Efeitos Adversos: O Que É Compartilhado e O Que Diverge
Por compartilharem o mesmo mecanismo — supressão de FSH e LH via dessensibilização hipofisária — triptorelin e leuprolide produzem o mesmo espectro de efeitos adversos relacionados ao hipogonadismo induzido:
Efeitos comuns a ambos:
- Fogachos: ocorrem em 50–80% dos pacientes em castração farmacológica
- Perda de massa óssea (osteopenia/osteoporose com uso prolongado)
- Disfunção erétil e queda de libido em homens
- Risco cardiovascular e metabólico elevado com uso prolongado (metanálises documentam esse efeito)
- Flare inicial (primeiras 1–2 semanas): elevação transitória de testosterona antes da supressão — pode exacerbar sintomas em câncer de próstata metastático
Diferenças relativas:
- Formulações depot de leuprolide têm histórico maior de relatos de nódulos subcutâneos; triptorelin IM apresenta perfil ligeiramente diferente de tolerabilidade local.
- A cinética do flare varia conforme a formulação (diária vs. mensal vs. trimestral) — não entre moléculas.
A prática de co-administrar um antiandrogênio nas primeiras semanas para atenuar o flare é descrita na literatura para ambos os compostos.
Formulações e Intervalos: A Tabela Comparativa Prática
A escolha entre triptorelin e leuprolide na prática clínica é frequentemente determinada pela disponibilidade das formulações no mercado local e pelo protocolo de cada serviço:
| Formulação | Triptorelin | Leuprolide | |---|---|---| | Diária (SC) | Disponível (uso em FIV) | Disponível (FIV e estimulação) | | Mensal (depot IM) | 3,75 mg (ex: Decapeptyl) | 7,5 mg (ex: Lupron Depot) | | Trimestral (depot IM) | 11,25 mg | 22,5 mg | | Semestral | Disponível em alguns países | 45 mg disponível |
A lógica das formulações depot é a mesma nos dois compostos: microcápsulas de polímero biodegradável liberam o agonista de forma sustentada, mantendo a supressão hormonal sem injeções diárias.

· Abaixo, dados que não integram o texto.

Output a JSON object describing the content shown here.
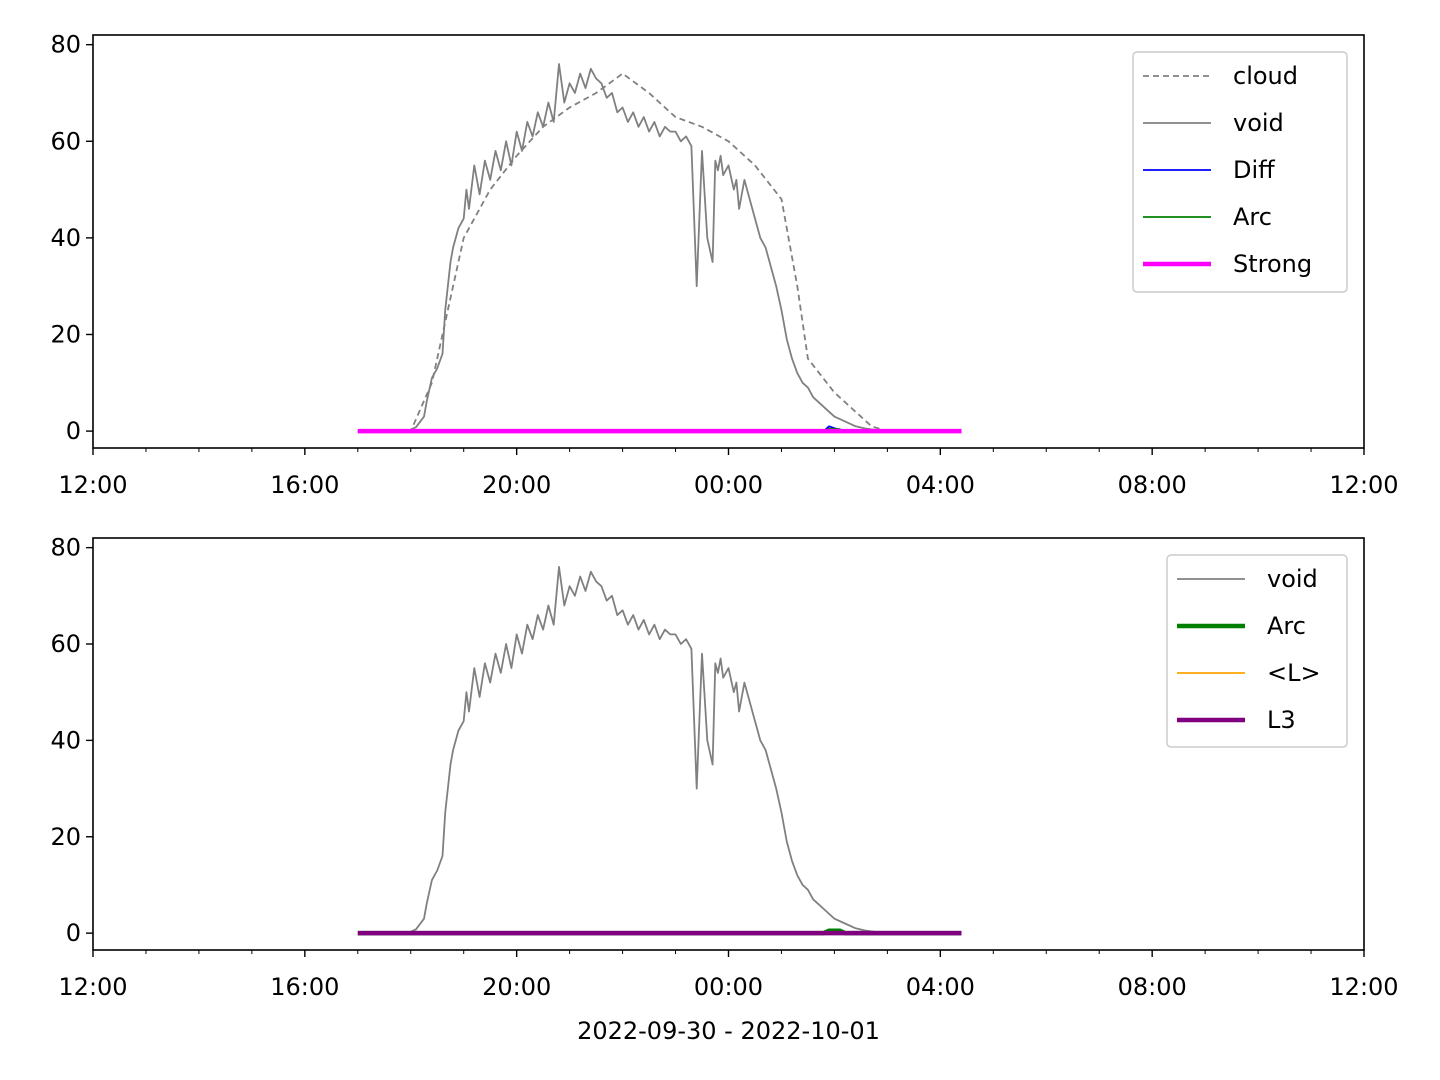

Do ponto de vista farmacodinâmico, a supressão de testosterona alcançada em 3–4 semanas é equivalente entre as duas moléculas quando comparadas nas doses padrão aprovadas. Estudos head-to-head não demonstraram diferença clinicamente significativa na profundidade ou velocidade da castração farmacológica.
Quando a Avaliação Médica Especializada É Indispensável
A literatura é clara sobre a necessidade de acompanhamento especializado em qualquer uso de agonistas de GnRH:
- Flare inicial em câncer de próstata metastático: a elevação transitória de testosterona pode precipitar compressão medular ou obstrução uretral em pacientes com doença volumosa. A identificação prévia desse risco e a decisão sobre bloqueio androgênico combinado são definidas pelo oncologista ou urologista responsável.
- Monitoramento de densidade óssea: estudos documentam perda óssea significativa com uso prolongado (>6 meses). A avaliação por densitometria e a decisão sobre suplementação de cálcio, vitamina D ou bifosfonatos envolvem análise clínica individualizada.
- Síndrome metabólica e cardiovascular: metanálises associam privação androgênica prolongada a risco cardiovascular elevado. O rastreamento e manejo desses riscos requer acompanhamento multidisciplinar.
- Uso em contextos de medicina reprodutiva: a janela de downregulation, o timing de indução e a monitorização de resposta ovariana são definidos pelo protocolo de cada centro de reprodução assistida.
- Puberdade precoce em crianças: o acompanhamento do crescimento, da maturação óssea (idade óssea) e da resposta hormonal é conduzido por endocrinologista pediátrico com monitoramento periódico.
Ambos os compostos — triptorelin e leuprolide — têm perfil de ação poderosa e reversível, mas a reversibilidade não elimina os riscos do hipogonadismo prolongado se o contexto de uso não for adequadamente supervisionado.